Synthetic cancer vaccines: A number of fully synthetic vaccine candidates have been designed, chemically synthesized, and immunologically evaluated to establish a strategy to overcome the poor immunogenicity of tumor-associated carbohydrates and glycopeptides and to determine the importance of Toll-like receptor (TLR) engagement for antigenic responses against these compounds.

original image

Epithelial cancer cells often overexpress mucins that are aberrantly glycosylated.
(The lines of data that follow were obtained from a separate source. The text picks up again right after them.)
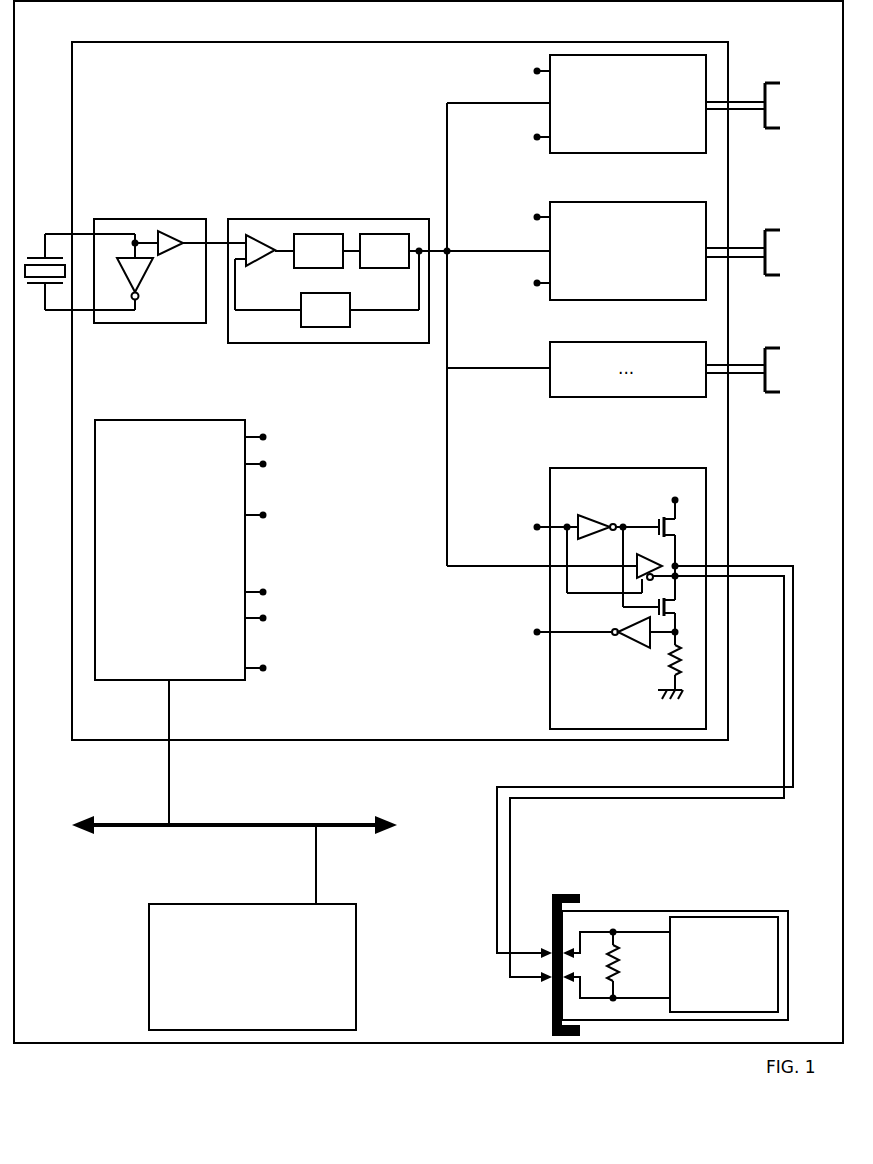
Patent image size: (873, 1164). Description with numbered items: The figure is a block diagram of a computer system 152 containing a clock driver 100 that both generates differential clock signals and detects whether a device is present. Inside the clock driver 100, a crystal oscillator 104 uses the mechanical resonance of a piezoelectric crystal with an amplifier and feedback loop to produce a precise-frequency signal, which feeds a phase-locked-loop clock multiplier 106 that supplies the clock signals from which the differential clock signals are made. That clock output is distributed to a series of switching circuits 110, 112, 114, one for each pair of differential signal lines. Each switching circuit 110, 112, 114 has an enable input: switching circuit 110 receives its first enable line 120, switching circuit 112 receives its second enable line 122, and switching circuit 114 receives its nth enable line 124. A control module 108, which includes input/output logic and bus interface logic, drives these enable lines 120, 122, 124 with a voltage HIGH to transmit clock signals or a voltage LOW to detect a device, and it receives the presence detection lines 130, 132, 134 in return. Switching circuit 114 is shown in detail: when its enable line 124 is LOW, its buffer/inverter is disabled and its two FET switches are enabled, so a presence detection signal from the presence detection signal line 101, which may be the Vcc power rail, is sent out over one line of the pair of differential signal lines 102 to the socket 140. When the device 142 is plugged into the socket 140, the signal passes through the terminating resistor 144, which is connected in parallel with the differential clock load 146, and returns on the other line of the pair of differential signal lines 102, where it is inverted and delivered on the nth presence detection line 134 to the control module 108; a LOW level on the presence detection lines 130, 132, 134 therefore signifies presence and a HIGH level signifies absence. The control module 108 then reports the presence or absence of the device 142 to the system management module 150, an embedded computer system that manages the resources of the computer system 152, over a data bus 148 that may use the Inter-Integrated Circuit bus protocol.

The computer system 152 is at (201, 30).
The clock driver 100 is at (214, 71).
The crystal oscillator 104 is at (199, 213).
The phase-locked-loop clock multiplier 106 is at (382, 213).
The control module 108 is at (217, 571).
The switching circuit 110 is at (642, 138).
The switching circuit 112 is at (642, 285).
The switching circuit 114 is at (612, 722).
The EN[1] signal line 120 is at (330, 448).
The EN[2] signal line 122 is at (330, 475).
The EN[n] signal line 124 is at (330, 526).
The PDL[1] signal line 130 is at (340, 603).
The PDL[2] signal line 132 is at (340, 629).
The PDL[n] signal line 134 is at (340, 679).
The presence detection signal line 101 is at (667, 494).
The pair of differential signal lines 102 is at (749, 552).
The socket 140 is at (565, 891).
The device 142 is at (782, 905).
The terminating resistor 144 is at (652, 986).
The differential clock load 146 is at (739, 996).
The data bus 148 is at (257, 836).
The system management module 150 is at (300, 990).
Although it has been realized that these compounds offer exciting opportunities for the development of immunotherapy for cancer, their use is hampered by the low antigenicity of classical immunogens composed of a glycopeptide derived from a mucin conjugated to a foreign carrier protein. We have designed, chemically synthesized, and immunologically evaluated a number of fully synthetic vaccine candidates to establish a strategy to overcome the poor immunogenicity of tumor-associated carbohydrates and glycopeptides. The compounds were also designed to allow study of the importance of Toll-like receptor (TLR) engagement for these antigenic responses in detail. We have found that covalent attachment of a TLR2 agonist, a promiscuous peptide T-helper epitope, and a tumor-associated glycopeptide gives a compound (1) that elicits in mice exceptionally high titers of IgG antibodies that recognize MCF7 cancer cells expressing the tumor-associated carbohydrate. Immunizations with glycolipopeptide 2, which contains lipidated amino acids instead of a TLR2 ligand, gave significantly lower titers of IgG antibodies; this demonstrates that TLR engagement is critical for optimum antigenic responses. Although mixtures of compound 2 with Pam3CysSK4 (3) or monophosphoryl lipid A (4) elicited titers of IgG antibodies similar to those seen with 1, the resulting antisera had impaired ability to recognize cancer cells. It was also found that covalent linkage of the helper T-epitope to the B-epitope is essential, probably because internalization of the helper T-epitope by B-cells requires assistance of the B-epitope. The results presented here show that synthetic vaccine development is amenable to structure–activity relationship studies for successful optimization of carbohydrate-based cancer vaccines.